Iga Świątek ma jeden cel na najbliższe kilkanaście dni – powtórzyć w Nowym Jorku sukces z 2022 roku. W US Open Polka okazała się wówczas bezkonkurencyjna. Teraz na kortach Flushing Meadows chce sobie powetować potknięcie z Paryża, gdzie nie udało jej się sięgnąć po złoty medal olimpijski, mimo że była murowaną faworytką turnieju. Tymczasem na piątkowym rozruchu w USA już na starcie doszło do niepokojącego incydentu. Wszystko zarejestrowała kamera umiejscowiona przy korcie treningowym.
Iga Świątek wciąż czeka na pierwsze turniejowe zwycięstwo po igrzyskach olimpijskich w Paryżu. Sięgnęła tam po historyczny, premierowy dla polskiego tenisa medal w imprezie czterolecia. Satysfakcja nie mogła być jednak pełna, bo krążek okazał się brązowy. Liderka światowego rankingu skazywana była na szczere złoto.Raszynianka zrezygnowała ze startu w turnieju w Montrealu. Zagrała natomiast niedługo potem w Cincinnati. W półfinale musiała jednak uznać wyższość Aryny Sabalenki. Wyczekiwana chwila triumfu ma przyjść teraz, w Nowym Jorku.

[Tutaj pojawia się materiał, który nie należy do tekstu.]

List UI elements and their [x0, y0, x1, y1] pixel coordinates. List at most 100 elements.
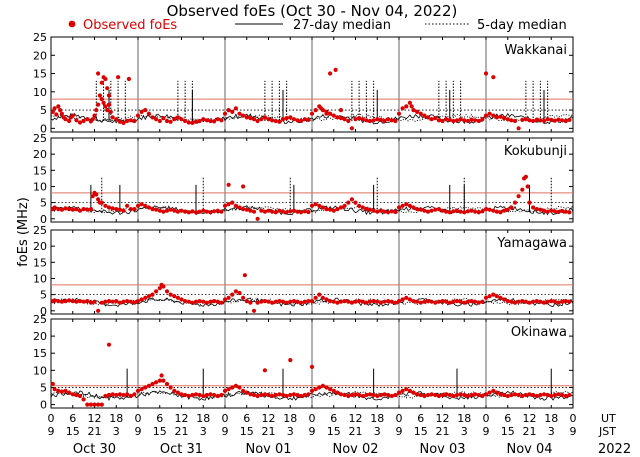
observed-point — [436, 299, 441, 304]
observed-point — [335, 207, 340, 212]
jst-tick-label: 21 — [262, 425, 276, 438]
observed-point — [309, 299, 315, 304]
observed-point — [462, 392, 467, 398]
observed-point — [88, 300, 93, 305]
observed-point — [523, 392, 529, 398]
observed-point — [404, 295, 409, 300]
observed-point — [458, 392, 463, 397]
jst-tick-label: 15 — [240, 425, 254, 438]
observed-point — [212, 119, 217, 124]
observed-point — [400, 388, 405, 393]
observed-point — [215, 208, 220, 213]
observed-point — [103, 299, 108, 304]
observed-point — [208, 299, 213, 304]
observed-point — [168, 119, 173, 124]
observed-point — [386, 210, 391, 215]
observed-point — [396, 111, 402, 116]
y-tick-label: 25 — [33, 313, 47, 326]
observed-point — [284, 393, 289, 399]
observed-point — [411, 108, 416, 113]
ut-tick-label: 12 — [175, 412, 189, 425]
observed-point — [96, 402, 101, 407]
observed-point — [277, 119, 282, 124]
observed-point — [110, 115, 115, 120]
observed-point — [193, 119, 199, 124]
observed-point — [393, 118, 398, 124]
observed-point — [320, 295, 325, 300]
observed-point — [422, 208, 427, 213]
observed-point — [331, 208, 336, 213]
observed-point — [317, 292, 322, 297]
observed-point — [172, 117, 177, 122]
observed-point — [309, 203, 315, 208]
median5-trace — [50, 113, 574, 123]
observed-point — [382, 299, 387, 304]
observed-point — [386, 392, 391, 398]
observed-point — [114, 392, 119, 398]
observed-point — [309, 388, 315, 393]
observed-point — [396, 390, 402, 395]
observed-point — [183, 392, 188, 398]
jst-tick-label: 21 — [88, 425, 102, 438]
observed-point — [342, 299, 347, 304]
observed-point — [306, 117, 311, 122]
jst-tick-label: 21 — [349, 425, 363, 438]
observed-point — [201, 208, 206, 213]
observed-point — [135, 299, 141, 304]
observed-point — [105, 86, 110, 91]
observed-point — [63, 388, 68, 393]
observed-point — [476, 392, 481, 398]
observed-point — [335, 115, 340, 120]
observed-point — [436, 207, 441, 212]
observed-point — [291, 117, 296, 122]
observed-point — [306, 209, 311, 215]
observed-point — [114, 299, 119, 304]
observed-point — [429, 208, 434, 213]
observed-point — [248, 300, 253, 305]
observed-point — [465, 209, 470, 214]
y-tick-label: 15 — [33, 256, 47, 269]
observed-point — [527, 300, 532, 305]
observed-point — [197, 209, 202, 214]
legend: Observed foEs 27-day median 5-day median — [68, 18, 567, 33]
ut-tick-label: 12 — [436, 412, 450, 425]
observed-point — [183, 209, 188, 214]
observed-point — [266, 299, 271, 304]
observed-point — [509, 392, 514, 398]
observed-point — [233, 106, 238, 111]
observed-point — [74, 118, 79, 123]
jst-tick-label: 9 — [570, 425, 577, 438]
observed-point — [81, 299, 86, 304]
observed-point — [135, 388, 141, 393]
observed-point — [201, 117, 206, 122]
observed-point — [157, 286, 162, 291]
observed-point — [284, 300, 289, 305]
observed-point — [248, 208, 253, 213]
observed-point — [360, 205, 365, 210]
observed-point — [483, 113, 489, 118]
observed-point — [371, 299, 376, 304]
observed-point — [465, 299, 470, 304]
observed-point — [175, 295, 180, 300]
observed-point — [270, 118, 275, 123]
observed-point — [222, 203, 228, 208]
observed-point — [67, 207, 72, 212]
observed-point — [161, 284, 166, 289]
jst-tick-label: 15 — [414, 425, 428, 438]
observed-point — [440, 299, 445, 304]
observed-point — [201, 299, 206, 304]
observed-point — [197, 392, 202, 398]
observed-point — [248, 392, 253, 397]
observed-point — [226, 295, 231, 300]
observed-point — [331, 388, 336, 393]
observed-point — [241, 295, 246, 300]
observed-point — [244, 115, 249, 120]
observed-point — [324, 111, 329, 116]
observed-point — [193, 210, 199, 215]
observed-point — [164, 118, 170, 124]
y-tick-label: 20 — [33, 240, 47, 253]
observed-point — [215, 117, 220, 122]
observed-point — [302, 209, 307, 214]
observed-point — [444, 392, 449, 397]
observed-point — [520, 393, 525, 399]
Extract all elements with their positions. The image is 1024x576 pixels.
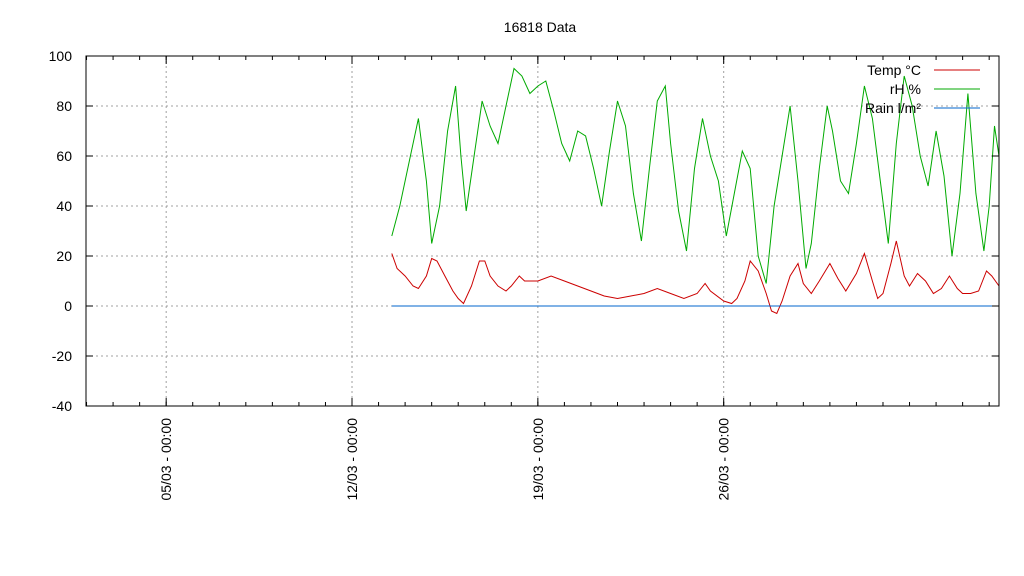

W trakcie piątkowego treningu raszynianki doszło jednak do niepokojącego incydentu, co można było zaobserwować na kanale US Open w serwisie YouTube. Iga wyszła na kort pełna energii i przez niemal 20 minut nic nie wskazywało, że tego dnia będzie słabiej dysponowana. Zaczęła jednak seryjnie psuć proste uderzenia bekhendem, co – jak się okazało – potęgowało w niej frustrację. W pewnej chwili Świątek nie dała rady stłumić irytacji. Odwróciła się plecami do trenera Tomasza Wiktorowskiego i przestałą go słuchać, mimo że ten próbował udzielać jej wskazówek. Oparła się o okalającą obiekt bandę i przez kilkadziesiąt sekund nie patrzyła na kort. – Zobacz, gdzie stoisz… odbijasz takie piłki… – próbował Wiktorowski. Ale jego słowa nie wywołały żadnej reakcji.